AIDS-related diffuse large B-cell lymphoma - CNS

Case contributed by Blanca K. Gonzalez A.
Diagnosis almost certain

Presentation

History of acquired immunodeficiency syndrome (AIDS) undergoing treatment. Presents with bilateral frontal headache.

Patient Data

Age: 55 years
Gender: Female

Right parieto-occipital cortical-subcortical parasagittal mass lesion involving the corpus callosal splenium, with extensive perilesional vasogenic edema. Similar if smaller left frontal cortical-based mass, also showing extensive perilesional vasogenic edema.

The lesion on the right causes a mass effect, with effacement of the third ventricle and occipital and temporal horns of the right ventricle, subfalcine herniation, and bilateral descending transtentorial herniation, best appreciated on coronal T2WI.

These cortical and subcortical masses show restricted diffusion, correlating with low ADC map signal (0.6x10-3 mm2/s) and intense homogeneous enhancement of the solid portions on contrast-enhanced T1WI.

Perfusion curves show an overshoot in the lesion (yellow) compared with normal brain parenchyma (blue), a common finding in lymphoma.

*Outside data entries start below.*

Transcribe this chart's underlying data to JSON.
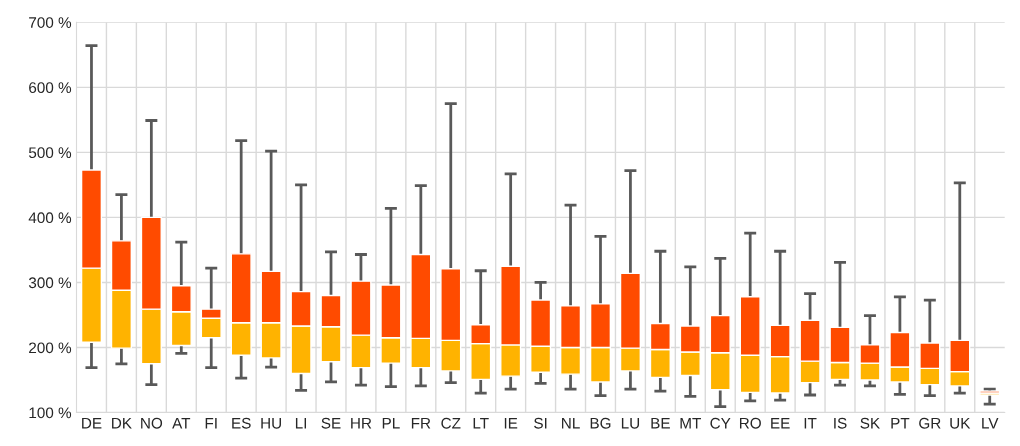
{
  "chart_data": {
    "type": "box",
    "categories": [
      "DE",
      "DK",
      "NO",
      "AT",
      "FI",
      "ES",
      "HU",
      "LI",
      "SE",
      "HR",
      "PL",
      "FR",
      "CZ",
      "LT",
      "IE",
      "SI",
      "NL",
      "BG",
      "LU",
      "BE",
      "MT",
      "CY",
      "RO",
      "EE",
      "IT",
      "IS",
      "SK",
      "PT",
      "GR",
      "UK",
      "LV"
    ],
    "boxes": [
      {
        "low": 169,
        "q1": 208,
        "median": 322,
        "q3": 473,
        "high": 664
      },
      {
        "low": 175,
        "q1": 199,
        "median": 288,
        "q3": 364,
        "high": 435
      },
      {
        "low": 143,
        "q1": 175,
        "median": 259,
        "q3": 400,
        "high": 549
      },
      {
        "low": 191,
        "q1": 203,
        "median": 255,
        "q3": 295,
        "high": 362
      },
      {
        "low": 169,
        "q1": 215,
        "median": 245,
        "q3": 259,
        "high": 322
      },
      {
        "low": 153,
        "q1": 188,
        "median": 238,
        "q3": 344,
        "high": 518
      },
      {
        "low": 170,
        "q1": 184,
        "median": 238,
        "q3": 317,
        "high": 502
      },
      {
        "low": 134,
        "q1": 160,
        "median": 233,
        "q3": 286,
        "high": 450
      },
      {
        "low": 147,
        "q1": 178,
        "median": 232,
        "q3": 280,
        "high": 347
      },
      {
        "low": 142,
        "q1": 169,
        "median": 219,
        "q3": 302,
        "high": 343
      },
      {
        "low": 140,
        "q1": 176,
        "median": 215,
        "q3": 296,
        "high": 414
      },
      {
        "low": 141,
        "q1": 169,
        "median": 214,
        "q3": 343,
        "high": 449
      },
      {
        "low": 146,
        "q1": 164,
        "median": 211,
        "q3": 321,
        "high": 575
      },
      {
        "low": 130,
        "q1": 151,
        "median": 206,
        "q3": 235,
        "high": 318
      },
      {
        "low": 136,
        "q1": 156,
        "median": 204,
        "q3": 325,
        "high": 467
      },
      {
        "low": 145,
        "q1": 162,
        "median": 202,
        "q3": 273,
        "high": 300
      },
      {
        "low": 136,
        "q1": 159,
        "median": 200,
        "q3": 264,
        "high": 419
      },
      {
        "low": 126,
        "q1": 147,
        "median": 200,
        "q3": 267,
        "high": 371
      },
      {
        "low": 136,
        "q1": 164,
        "median": 199,
        "q3": 314,
        "high": 472
      },
      {
        "low": 133,
        "q1": 154,
        "median": 197,
        "q3": 237,
        "high": 348
      },
      {
        "low": 125,
        "q1": 157,
        "median": 193,
        "q3": 233,
        "high": 324
      },
      {
        "low": 109,
        "q1": 135,
        "median": 192,
        "q3": 249,
        "high": 337
      },
      {
        "low": 118,
        "q1": 131,
        "median": 188,
        "q3": 278,
        "high": 376
      },
      {
        "low": 119,
        "q1": 130,
        "median": 186,
        "q3": 234,
        "high": 348
      },
      {
        "low": 127,
        "q1": 146,
        "median": 179,
        "q3": 242,
        "high": 283
      },
      {
        "low": 142,
        "q1": 151,
        "median": 177,
        "q3": 231,
        "high": 331
      },
      {
        "low": 141,
        "q1": 150,
        "median": 176,
        "q3": 204,
        "high": 249
      },
      {
        "low": 128,
        "q1": 147,
        "median": 170,
        "q3": 223,
        "high": 278
      },
      {
        "low": 126,
        "q1": 143,
        "median": 168,
        "q3": 207,
        "high": 273
      },
      {
        "low": 130,
        "q1": 141,
        "median": 163,
        "q3": 211,
        "high": 453
      },
      {
        "low": 113,
        "q1": 127,
        "median": 130,
        "q3": 133,
        "high": 136
      }
    ],
    "ylim": [
      100,
      700
    ],
    "yticks": [
      {
        "value": 100,
        "label": "100 %"
      },
      {
        "value": 200,
        "label": "200 %"
      },
      {
        "value": 300,
        "label": "300 %"
      },
      {
        "value": 400,
        "label": "400 %"
      },
      {
        "value": 500,
        "label": "500 %"
      },
      {
        "value": 600,
        "label": "600 %"
      },
      {
        "value": 700,
        "label": "700 %"
      }
    ],
    "grid": true
  }
}
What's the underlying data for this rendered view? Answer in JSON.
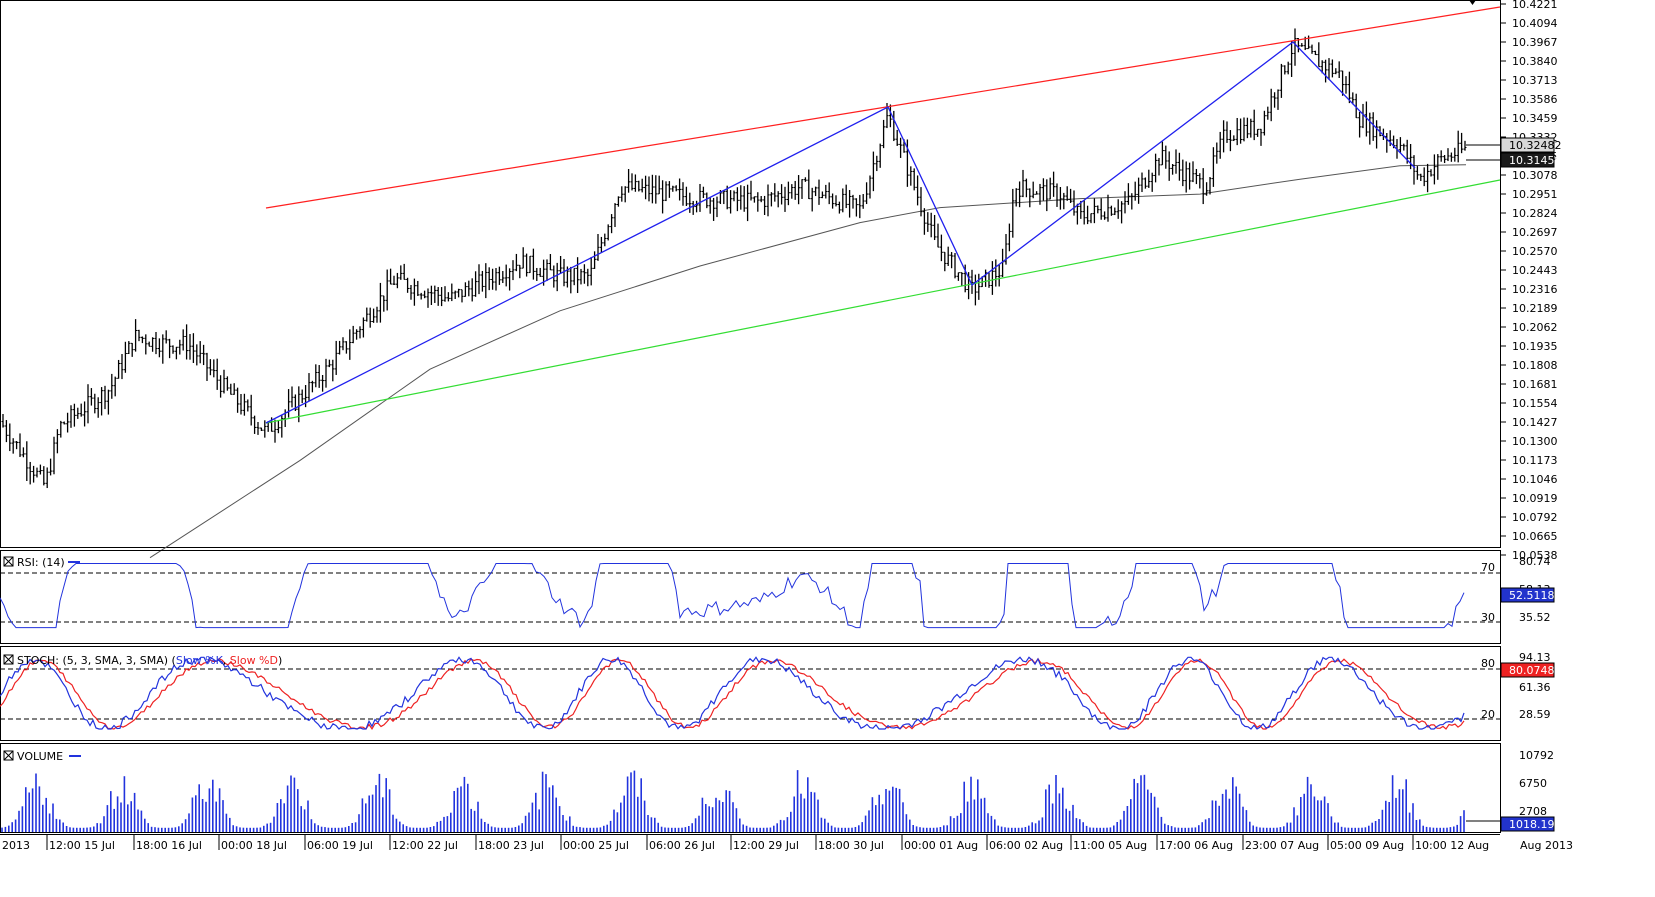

Intermediate echo time (TE 144) MRS demonstrates an increase in choline, with a decrease of N-acetylaspartate (NAA) and the presence of a lactate-lipid doublet, typical of lymphoma.

Case Discussion

The presence of low values on the ADC map, the perfusion overshooting mismatch, as well as the lipid and lactate doublet in MRS, are highly suggestive of lymphoma.

A biopsy of lesions was performed with the histopathologic report of large B-cell non-Hodgkin lymphoma, lymphoplasmacytic type.